IL DOLLARO - Ma il mondo era cambiato dai primi anni 1990. Malgrado i timori dell'ex segretario al Tesoro, Robert Rubin, personalità ancora assai influente, gli investitori in tutto il mondo si dimostravano più che contenti di acquistare i nuovi titoli del Tesoro americano, senza badare a spese. Contrariamente alla saggezza popolare, benché quadruplicato il deficit non aveva provocato il crollo dei prezzi dei titoli e un rialzo dei rendimenti. Anzi, la corsa alla qualità e le pressioni deflazionistiche scatenate dalla crisi in tutto il mondo avevano affossato i rendimenti a lungo termine, che sarebbero restati vicino al 3% per tutto l'anno. Né si è assistito alla disfatta del dollaro, come molti avevano temuto. L'appetito estero per la moneta americana ha resistito alle bizzarrie della Fed, nella sua frenesia di stampare denaro, e i tassi di cambio effettivi si sono addirittura rivalutati nel 2009. Era questa l'ironia nel cuore della crisi: per moltissimi versi, la Grande Repressione portava l'etichetta «Made in America», ma le sue conseguenze si sarebbero rivelate più pesanti nel resto del mondo. Gli Stati Uniti sono così riusciti a salvaguardare la fama di «bene rifugio» per la loro moneta. Con il peggiorare della crisi in Europa, in Giappone e nei mercati emergenti, sempre più investitori hanno acquistato titoli del Tesoro in dollari.

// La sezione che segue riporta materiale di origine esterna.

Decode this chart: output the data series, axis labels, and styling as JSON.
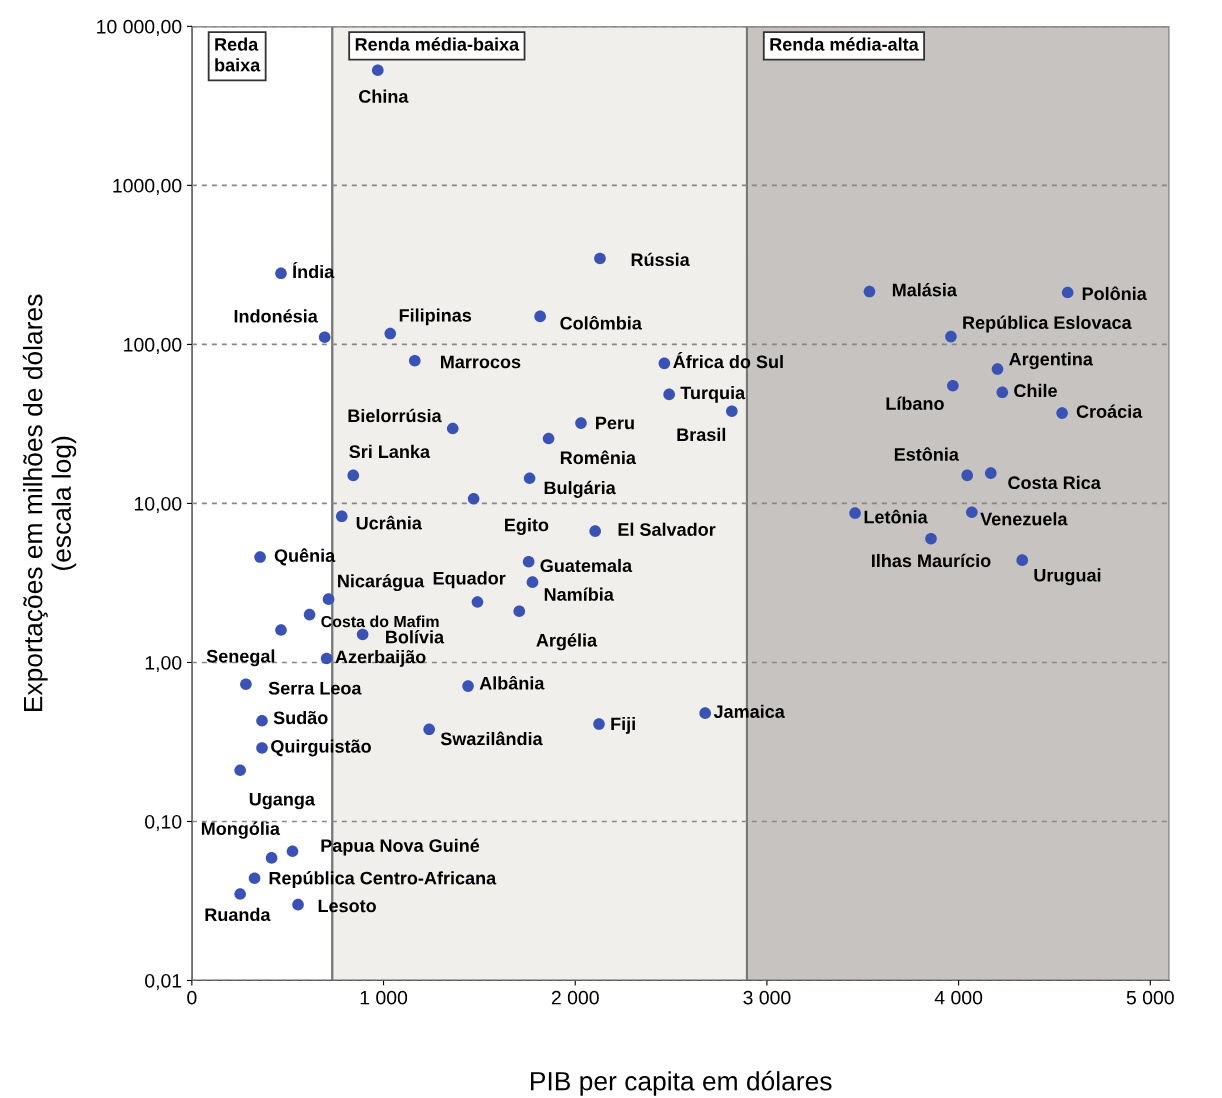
{
  "chart_data": {
    "type": "scatter",
    "xlabel": "PIB per capita em dólares",
    "ylabel": "Exportações em milhões de dólares\n(escala log)",
    "x": [
      970,
      465,
      693,
      1035,
      1163,
      2129,
      1817,
      2465,
      2490,
      2817,
      2030,
      1861,
      1361,
      842,
      1762,
      1470,
      782,
      2104,
      356,
      1757,
      1777,
      713,
      1490,
      614,
      1708,
      465,
      891,
      703,
      282,
      1441,
      2678,
      2124,
      1238,
      366,
      366,
      252,
      416,
      525,
      327,
      252,
      554,
      3535,
      4569,
      3960,
      4203,
      3970,
      4228,
      4540,
      4045,
      4168,
      3460,
      4069,
      3856,
      4332
    ],
    "series": [
      {
        "color": "#3a52b4",
        "values": [
          5300,
          280,
          111,
          117,
          79,
          347,
          150,
          76,
          48.5,
          38,
          32,
          25.6,
          29.6,
          15,
          14.4,
          10.7,
          8.3,
          6.7,
          4.6,
          4.3,
          3.2,
          2.5,
          2.4,
          2.0,
          2.1,
          1.6,
          1.5,
          1.06,
          0.73,
          0.71,
          0.48,
          0.41,
          0.38,
          0.43,
          0.29,
          0.21,
          0.059,
          0.065,
          0.044,
          0.035,
          0.03,
          215,
          212,
          112,
          70,
          55,
          50,
          37,
          15,
          15.5,
          8.7,
          8.8,
          6.0,
          4.4
        ]
      }
    ],
    "annotations": [
      {
        "text": "China",
        "x": 970,
        "y": 5300
      },
      {
        "text": "Índia",
        "x": 465,
        "y": 280
      },
      {
        "text": "Indonésia",
        "x": 693,
        "y": 111
      },
      {
        "text": "Filipinas",
        "x": 1035,
        "y": 117
      },
      {
        "text": "Marrocos",
        "x": 1163,
        "y": 79
      },
      {
        "text": "Rússia",
        "x": 2129,
        "y": 347
      },
      {
        "text": "Colômbia",
        "x": 1817,
        "y": 150
      },
      {
        "text": "África do Sul",
        "x": 2465,
        "y": 76
      },
      {
        "text": "Turquia",
        "x": 2490,
        "y": 48.5
      },
      {
        "text": "Brasil",
        "x": 2817,
        "y": 38
      },
      {
        "text": "Peru",
        "x": 2030,
        "y": 32
      },
      {
        "text": "Romênia",
        "x": 1861,
        "y": 25.6
      },
      {
        "text": "Bielorrúsia",
        "x": 1361,
        "y": 29.6
      },
      {
        "text": "Sri Lanka",
        "x": 842,
        "y": 15
      },
      {
        "text": "Bulgária",
        "x": 1762,
        "y": 14.4
      },
      {
        "text": "Egito",
        "x": 1470,
        "y": 10.7
      },
      {
        "text": "Ucrânia",
        "x": 782,
        "y": 8.3
      },
      {
        "text": "El Salvador",
        "x": 2104,
        "y": 6.7
      },
      {
        "text": "Quênia",
        "x": 356,
        "y": 4.6
      },
      {
        "text": "Guatemala",
        "x": 1757,
        "y": 4.3
      },
      {
        "text": "Namíbia",
        "x": 1777,
        "y": 3.2
      },
      {
        "text": "Nicarágua",
        "x": 713,
        "y": 2.5
      },
      {
        "text": "Equador",
        "x": 1490,
        "y": 2.4
      },
      {
        "text": "Costa do Mafim",
        "x": 614,
        "y": 2.0
      },
      {
        "text": "Argélia",
        "x": 1708,
        "y": 2.1
      },
      {
        "text": "Senegal",
        "x": 465,
        "y": 1.6
      },
      {
        "text": "Bolívia",
        "x": 891,
        "y": 1.5
      },
      {
        "text": "Azerbaijão",
        "x": 703,
        "y": 1.06
      },
      {
        "text": "Serra Leoa",
        "x": 282,
        "y": 0.73
      },
      {
        "text": "Albânia",
        "x": 1441,
        "y": 0.71
      },
      {
        "text": "Jamaica",
        "x": 2678,
        "y": 0.48
      },
      {
        "text": "Fiji",
        "x": 2124,
        "y": 0.41
      },
      {
        "text": "Swazilândia",
        "x": 1238,
        "y": 0.38
      },
      {
        "text": "Sudão",
        "x": 366,
        "y": 0.43
      },
      {
        "text": "Quirguistão",
        "x": 366,
        "y": 0.29
      },
      {
        "text": "Uganga",
        "x": 252,
        "y": 0.21
      },
      {
        "text": "Mongólia",
        "x": 416,
        "y": 0.059
      },
      {
        "text": "Papua Nova Guiné",
        "x": 525,
        "y": 0.065
      },
      {
        "text": "República Centro-Africana",
        "x": 327,
        "y": 0.044
      },
      {
        "text": "Ruanda",
        "x": 252,
        "y": 0.035
      },
      {
        "text": "Lesoto",
        "x": 554,
        "y": 0.03
      },
      {
        "text": "Malásia",
        "x": 3535,
        "y": 215
      },
      {
        "text": "Polônia",
        "x": 4569,
        "y": 212
      },
      {
        "text": "República Eslovaca",
        "x": 3960,
        "y": 112
      },
      {
        "text": "Argentina",
        "x": 4203,
        "y": 70
      },
      {
        "text": "Líbano",
        "x": 3970,
        "y": 55
      },
      {
        "text": "Chile",
        "x": 4228,
        "y": 50
      },
      {
        "text": "Croácia",
        "x": 4540,
        "y": 37
      },
      {
        "text": "Estônia",
        "x": 4045,
        "y": 15
      },
      {
        "text": "Costa Rica",
        "x": 4168,
        "y": 15.5
      },
      {
        "text": "Letônia",
        "x": 3460,
        "y": 8.7
      },
      {
        "text": "Venezuela",
        "x": 4069,
        "y": 8.8
      },
      {
        "text": "Ilhas Maurício",
        "x": 3856,
        "y": 6.0
      },
      {
        "text": "Uruguai",
        "x": 4332,
        "y": 4.4
      }
    ],
    "bands": [
      {
        "axis": "x",
        "from": 0,
        "to": 733,
        "label": "Reda\nbaixa",
        "color": "#ffffff"
      },
      {
        "axis": "x",
        "from": 733,
        "to": 2896,
        "label": "Renda média-baixa",
        "color": "#f1efec"
      },
      {
        "axis": "x",
        "from": 2896,
        "to": 5100,
        "label": "Renda média-alta",
        "color": "#c7c3c0"
      }
    ],
    "log": "y",
    "xlim": [
      0,
      5100
    ],
    "xticks": [
      0,
      {
        "value": 1000,
        "label": "1 000"
      },
      {
        "value": 2000,
        "label": "2 000"
      },
      {
        "value": 3000,
        "label": "3 000"
      },
      {
        "value": 4000,
        "label": "4 000"
      },
      {
        "value": 5000,
        "label": "5 000"
      }
    ],
    "ylim": [
      0.01,
      10000
    ],
    "yticks": [
      {
        "value": 0.01,
        "label": "0,01"
      },
      {
        "value": 0.1,
        "label": "0,10"
      },
      {
        "value": 1,
        "label": "1,00"
      },
      {
        "value": 10,
        "label": "10,00"
      },
      {
        "value": 100,
        "label": "100,00"
      },
      {
        "value": 1000,
        "label": "1000,00"
      },
      {
        "value": 10000,
        "label": "10 000,00"
      }
    ],
    "grid": "y",
    "marker": "circle",
    "legend": false
  }
}
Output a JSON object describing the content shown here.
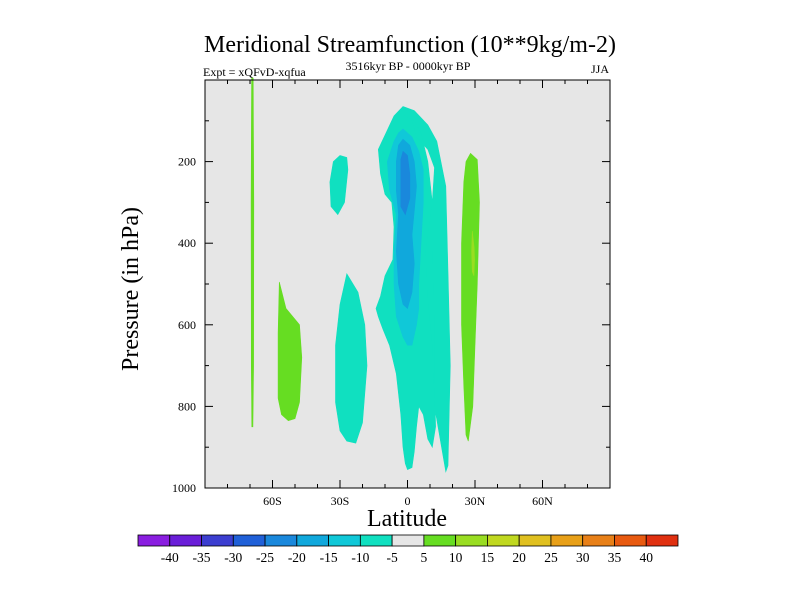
{
  "chart_data": {
    "type": "contour",
    "title": "Meridional Streamfunction (10**9kg/m-2)",
    "subtitle_left": "Expt = xQFvD-xqfua",
    "subtitle_center": "3516kyr BP - 0000kyr BP",
    "subtitle_right": "JJA",
    "xlabel": "Latitude",
    "ylabel": "Pressure (in hPa)",
    "xlim": [
      -90,
      90
    ],
    "ylim": [
      1000,
      0
    ],
    "x_ticks": [
      {
        "value": -60,
        "label": "60S"
      },
      {
        "value": -30,
        "label": "30S"
      },
      {
        "value": 0,
        "label": "0"
      },
      {
        "value": 30,
        "label": "30N"
      },
      {
        "value": 60,
        "label": "60N"
      }
    ],
    "y_ticks": [
      {
        "value": 200,
        "label": "200"
      },
      {
        "value": 400,
        "label": "400"
      },
      {
        "value": 600,
        "label": "600"
      },
      {
        "value": 800,
        "label": "800"
      },
      {
        "value": 1000,
        "label": "1000"
      }
    ],
    "background_color": "#e6e6e6",
    "contour_levels": [
      -40,
      -35,
      -30,
      -25,
      -20,
      -15,
      -10,
      -5,
      5,
      10,
      15,
      20,
      25,
      30,
      35,
      40
    ],
    "colorbar_colors": [
      "#8a1ee0",
      "#6a1ed8",
      "#3c3ed0",
      "#2060d8",
      "#1a88dc",
      "#10a8dc",
      "#10c8d8",
      "#10e0c0",
      "#e6e6e6",
      "#66dd22",
      "#99dd22",
      "#c0d820",
      "#e0c020",
      "#e8a018",
      "#e88018",
      "#e85a10",
      "#e03010"
    ],
    "regions": [
      {
        "name": "sh-high-lat-positive-strip",
        "level": 5,
        "color": "#66dd22",
        "points": [
          [
            -69.3,
            -5
          ],
          [
            -68.6,
            -5
          ],
          [
            -68.3,
            300
          ],
          [
            -68.4,
            700
          ],
          [
            -68.7,
            850
          ],
          [
            -69.2,
            850
          ],
          [
            -69.4,
            700
          ],
          [
            -69.5,
            300
          ]
        ]
      },
      {
        "name": "sh-midlat-positive-cell",
        "level": 5,
        "color": "#66dd22",
        "points": [
          [
            -57,
            495
          ],
          [
            -54,
            560
          ],
          [
            -48,
            600
          ],
          [
            -47,
            680
          ],
          [
            -48,
            790
          ],
          [
            -50,
            830
          ],
          [
            -53,
            835
          ],
          [
            -56,
            820
          ],
          [
            -57.5,
            780
          ],
          [
            -57.5,
            620
          ]
        ]
      },
      {
        "name": "sh-upper-weak-negative",
        "level": -5,
        "color": "#10e0c0",
        "points": [
          [
            -27,
            190
          ],
          [
            -26.5,
            220
          ],
          [
            -28,
            300
          ],
          [
            -31,
            330
          ],
          [
            -34,
            310
          ],
          [
            -34.5,
            250
          ],
          [
            -33,
            200
          ],
          [
            -30,
            185
          ]
        ]
      },
      {
        "name": "sh-lower-weak-negative",
        "level": -5,
        "color": "#10e0c0",
        "points": [
          [
            -27,
            475
          ],
          [
            -22,
            520
          ],
          [
            -19,
            600
          ],
          [
            -18,
            700
          ],
          [
            -20,
            840
          ],
          [
            -23,
            890
          ],
          [
            -27,
            885
          ],
          [
            -30,
            860
          ],
          [
            -32,
            790
          ],
          [
            -32,
            650
          ],
          [
            -30,
            550
          ]
        ]
      },
      {
        "name": "main-cell-outer",
        "level": -5,
        "color": "#10e0c0",
        "points": [
          [
            -1.5,
            85
          ],
          [
            2,
            100
          ],
          [
            4,
            140
          ],
          [
            9,
            170
          ],
          [
            12,
            215
          ],
          [
            11,
            300
          ],
          [
            8,
            420
          ],
          [
            9,
            540
          ],
          [
            11,
            650
          ],
          [
            12,
            800
          ],
          [
            17,
            960
          ],
          [
            18,
            945
          ],
          [
            19,
            700
          ],
          [
            18,
            470
          ],
          [
            17,
            260
          ],
          [
            13,
            150
          ],
          [
            9,
            110
          ],
          [
            3,
            75
          ],
          [
            -2,
            65
          ],
          [
            -6,
            88
          ],
          [
            -10,
            135
          ],
          [
            -13,
            170
          ],
          [
            -12,
            230
          ],
          [
            -10,
            280
          ],
          [
            -7,
            300
          ],
          [
            -6,
            360
          ],
          [
            -6.5,
            440
          ],
          [
            -10,
            480
          ],
          [
            -12,
            530
          ],
          [
            -14,
            560
          ],
          [
            -13,
            580
          ],
          [
            -11,
            610
          ],
          [
            -8,
            650
          ],
          [
            -5,
            720
          ],
          [
            -3,
            820
          ],
          [
            -2,
            900
          ],
          [
            -1,
            940
          ],
          [
            0,
            955
          ],
          [
            2,
            950
          ],
          [
            3,
            910
          ],
          [
            4,
            850
          ],
          [
            5,
            800
          ],
          [
            7,
            820
          ],
          [
            9,
            880
          ],
          [
            11,
            900
          ],
          [
            12.5,
            850
          ],
          [
            12,
            720
          ],
          [
            12,
            590
          ],
          [
            11,
            420
          ],
          [
            11,
            300
          ],
          [
            9,
            200
          ],
          [
            6,
            130
          ],
          [
            3,
            100
          ]
        ]
      },
      {
        "name": "main-cell-minus10",
        "level": -10,
        "color": "#10c8d8",
        "points": [
          [
            -2,
            120
          ],
          [
            2,
            140
          ],
          [
            5,
            175
          ],
          [
            7,
            220
          ],
          [
            7,
            300
          ],
          [
            6,
            400
          ],
          [
            5,
            500
          ],
          [
            5,
            560
          ],
          [
            4,
            600
          ],
          [
            2,
            650
          ],
          [
            0,
            650
          ],
          [
            -2,
            630
          ],
          [
            -5,
            580
          ],
          [
            -6,
            500
          ],
          [
            -6,
            420
          ],
          [
            -5,
            330
          ],
          [
            -8,
            270
          ],
          [
            -9,
            200
          ],
          [
            -6,
            150
          ],
          [
            -4,
            130
          ]
        ]
      },
      {
        "name": "main-cell-minus15",
        "level": -15,
        "color": "#10a8dc",
        "points": [
          [
            -2,
            145
          ],
          [
            1,
            160
          ],
          [
            3,
            200
          ],
          [
            4,
            260
          ],
          [
            3,
            320
          ],
          [
            2,
            380
          ],
          [
            3,
            450
          ],
          [
            2,
            520
          ],
          [
            0,
            560
          ],
          [
            -2,
            550
          ],
          [
            -4,
            500
          ],
          [
            -5,
            420
          ],
          [
            -4,
            330
          ],
          [
            -5,
            270
          ],
          [
            -5,
            200
          ],
          [
            -4,
            160
          ]
        ]
      },
      {
        "name": "main-cell-minus20",
        "level": -20,
        "color": "#1a88dc",
        "points": [
          [
            -2,
            175
          ],
          [
            0,
            185
          ],
          [
            1,
            230
          ],
          [
            1,
            290
          ],
          [
            -1,
            330
          ],
          [
            -3,
            310
          ],
          [
            -3,
            240
          ],
          [
            -3,
            195
          ]
        ]
      },
      {
        "name": "nh-subtropical-positive-cell",
        "level": 5,
        "color": "#66dd22",
        "points": [
          [
            28,
            180
          ],
          [
            31,
            195
          ],
          [
            32,
            300
          ],
          [
            31,
            500
          ],
          [
            30,
            650
          ],
          [
            29,
            800
          ],
          [
            27,
            885
          ],
          [
            26,
            870
          ],
          [
            25,
            750
          ],
          [
            24,
            600
          ],
          [
            24,
            400
          ],
          [
            25,
            250
          ],
          [
            26,
            200
          ]
        ]
      },
      {
        "name": "nh-subtropical-positive-core",
        "level": 10,
        "color": "#99dd22",
        "points": [
          [
            28.8,
            370
          ],
          [
            29.6,
            410
          ],
          [
            29.8,
            440
          ],
          [
            29.5,
            480
          ],
          [
            28.8,
            470
          ],
          [
            28.5,
            420
          ]
        ]
      }
    ],
    "colorbar_labels": [
      "-40",
      "-35",
      "-30",
      "-25",
      "-20",
      "-15",
      "-10",
      "-5",
      "5",
      "10",
      "15",
      "20",
      "25",
      "30",
      "35",
      "40"
    ]
  }
}
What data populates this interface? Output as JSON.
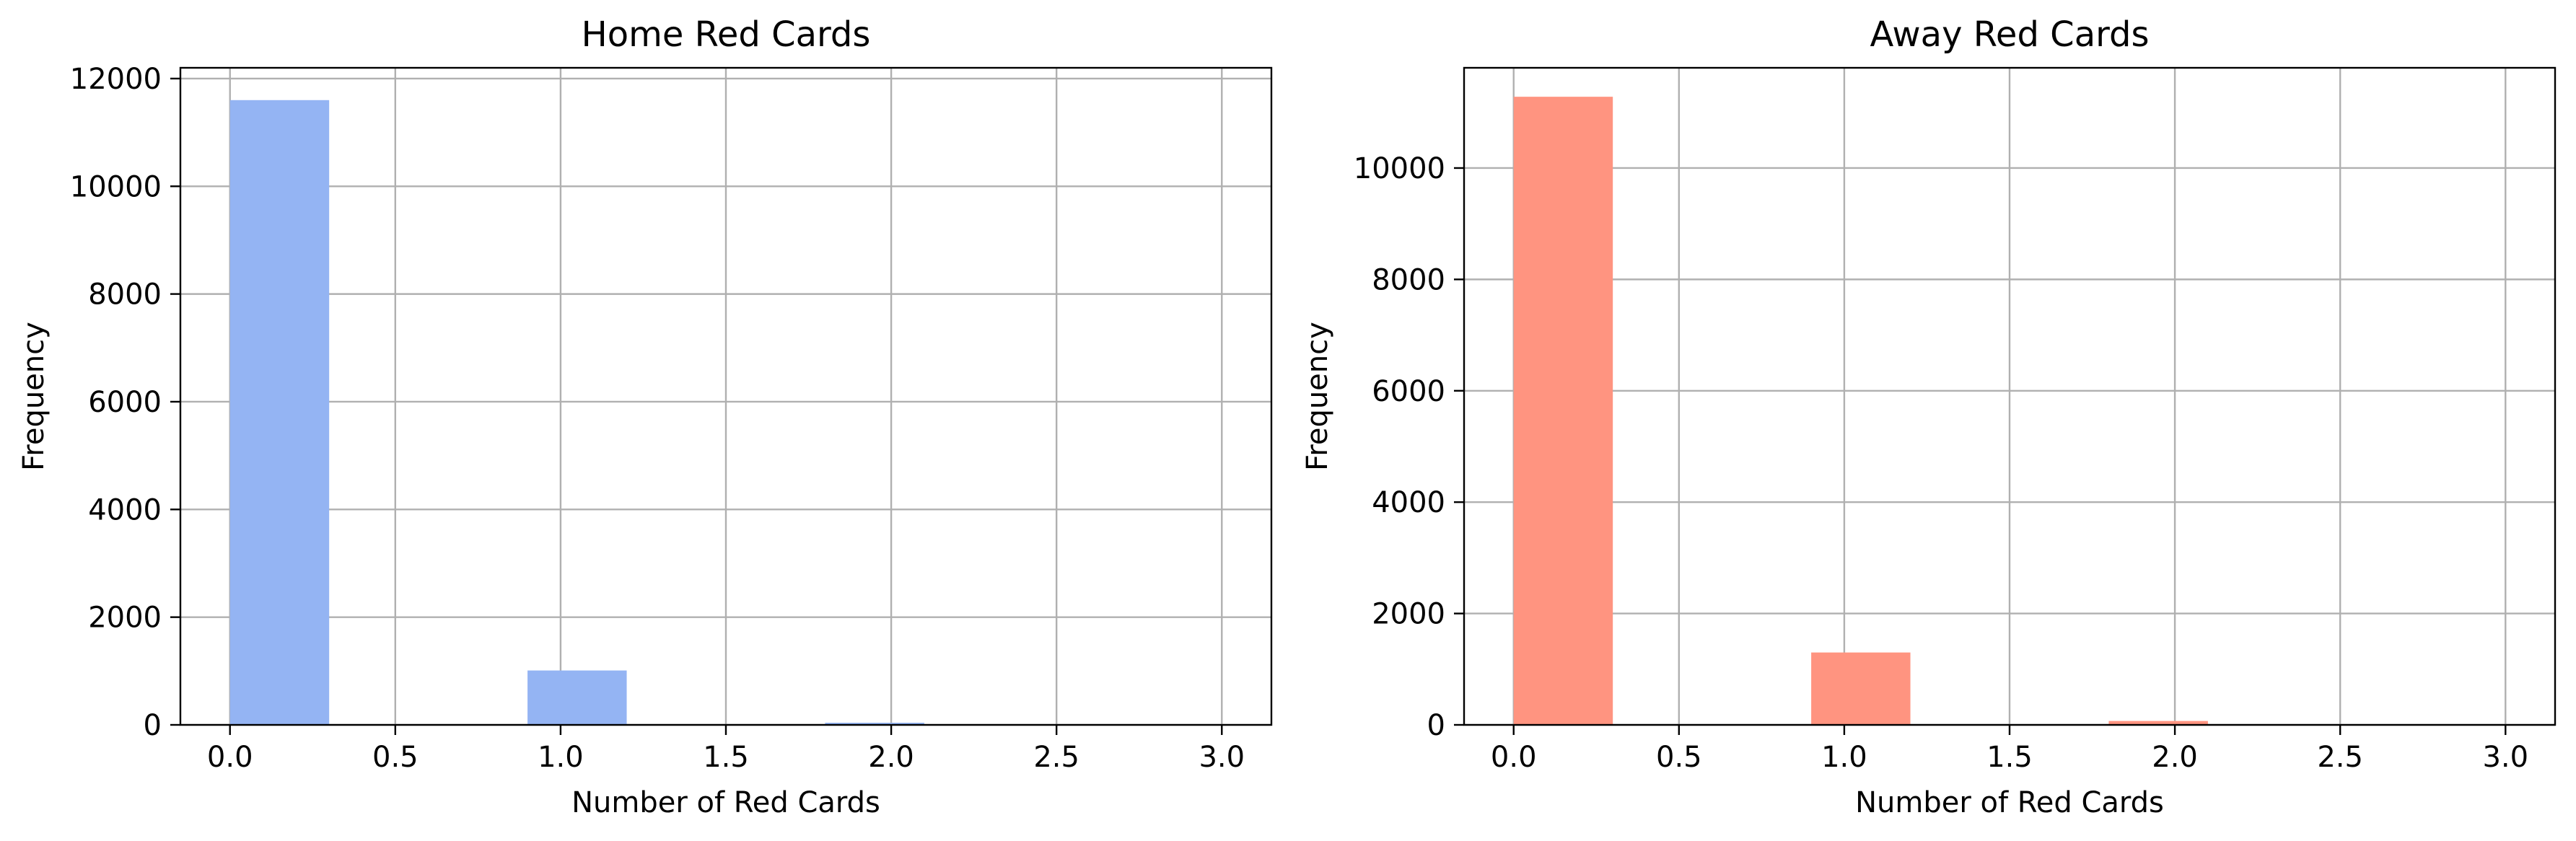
{
  "chart_data": [
    {
      "type": "bar",
      "title": "Home Red Cards",
      "xlabel": "Number of Red Cards",
      "ylabel": "Frequency",
      "xlim": [
        -0.15,
        3.15
      ],
      "ylim": [
        0,
        12200
      ],
      "xticks": [
        "0.0",
        "0.5",
        "1.0",
        "1.5",
        "2.0",
        "2.5",
        "3.0"
      ],
      "yticks": [
        "0",
        "2000",
        "4000",
        "6000",
        "8000",
        "10000",
        "12000"
      ],
      "grid": true,
      "color": "#94b4f3",
      "bins": [
        {
          "x0": 0.0,
          "x1": 0.3,
          "value": 11600
        },
        {
          "x0": 0.9,
          "x1": 1.2,
          "value": 1010
        },
        {
          "x0": 1.8,
          "x1": 2.1,
          "value": 40
        }
      ]
    },
    {
      "type": "bar",
      "title": "Away Red Cards",
      "xlabel": "Number of Red Cards",
      "ylabel": "Frequency",
      "xlim": [
        -0.15,
        3.15
      ],
      "ylim": [
        0,
        11800
      ],
      "xticks": [
        "0.0",
        "0.5",
        "1.0",
        "1.5",
        "2.0",
        "2.5",
        "3.0"
      ],
      "yticks": [
        "0",
        "2000",
        "4000",
        "6000",
        "8000",
        "10000"
      ],
      "grid": true,
      "color": "#ff9480",
      "bins": [
        {
          "x0": 0.0,
          "x1": 0.3,
          "value": 11280
        },
        {
          "x0": 0.9,
          "x1": 1.2,
          "value": 1300
        },
        {
          "x0": 1.8,
          "x1": 2.1,
          "value": 70
        }
      ]
    }
  ]
}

GIAPPONE ED EUROPA - Per il resto del mondo, il 2009 si sarebbe rivelato un anno orribile. Il Giappone si è visto ripiombare nell'incubo deflazionistico degli anni 1990 con la rivalutazione dello yen e il crollo della fiducia dei consumatori. In Europa, le cose sono andate un tantino meglio. Nel 2008, i leader europei avevano puntato un dito accusatorio contro gli americani. Il presidente francese Nicolas Sarkozy era intervenuto al summit del G20 a Washington come se da solo avesse potuto salvare l'economia mondiale. Il premier britannico, Gordon Brown, aveva tentato di dare la stessa impressione, reclamando la paternità della strategia della ricapitalizzazione bancaria. Il cancelliere tedesco, Angela Merkel, nel frattempo, condannava senza mezzi termini l'immenso deficit americano. Entro il primo trimestre del 2009, tuttavia, lo stato d'animo in Europa si era fatto più cupo. Era chiaro che i problemi delle banche europee erano altrettanto seri di quelli che affliggevano la controparte americana. Anzi, le passività a breve termine delle banche di Belgio, Svizzera, Gran Bretagna e Italia erano ben maggiori, in rapporto alle economie di quei Paesi, mentre le banche di Germania, Francia e Danimarca si erano rivelate più esposte alla leva finanziaria. Per di più, in assenza di un ministero delle Finanze dell'Unione Europea, tutti i bei propositi riguardo un pacchetto europeo di stimolo all'economia sono rimasti quello che erano, cioè parole vuote. In pratica, la politica fiscale è diventata una questione di «si salvi chi può», e ogni Paese europeo ha improvvisato di propria iniziativa salvataggi e incentivi all'economia. Il risultato è stato caotico. Le valute esterne all'eurozona sono state colpite da grave volatilità. All'interno dell'eurozona, la volatilità è rimasta confinata al mercato obbligazionario, con i differenziali degli interessi sui titoli greci e italiani incapaci di tenere il passo con quelli tedeschi. Il quadro si è fatto ancor più preoccupante nella maggior parte dei mercati emergenti. In Europa orientale, i paesi più colpiti sono stati Bulgaria, Romania, Ucraina e Ungheria. Dei cosiddetti Bric (Brasile, Russia, India e Cina), il Brasile ha avuto l'anno migliore, la Russia il peggiore.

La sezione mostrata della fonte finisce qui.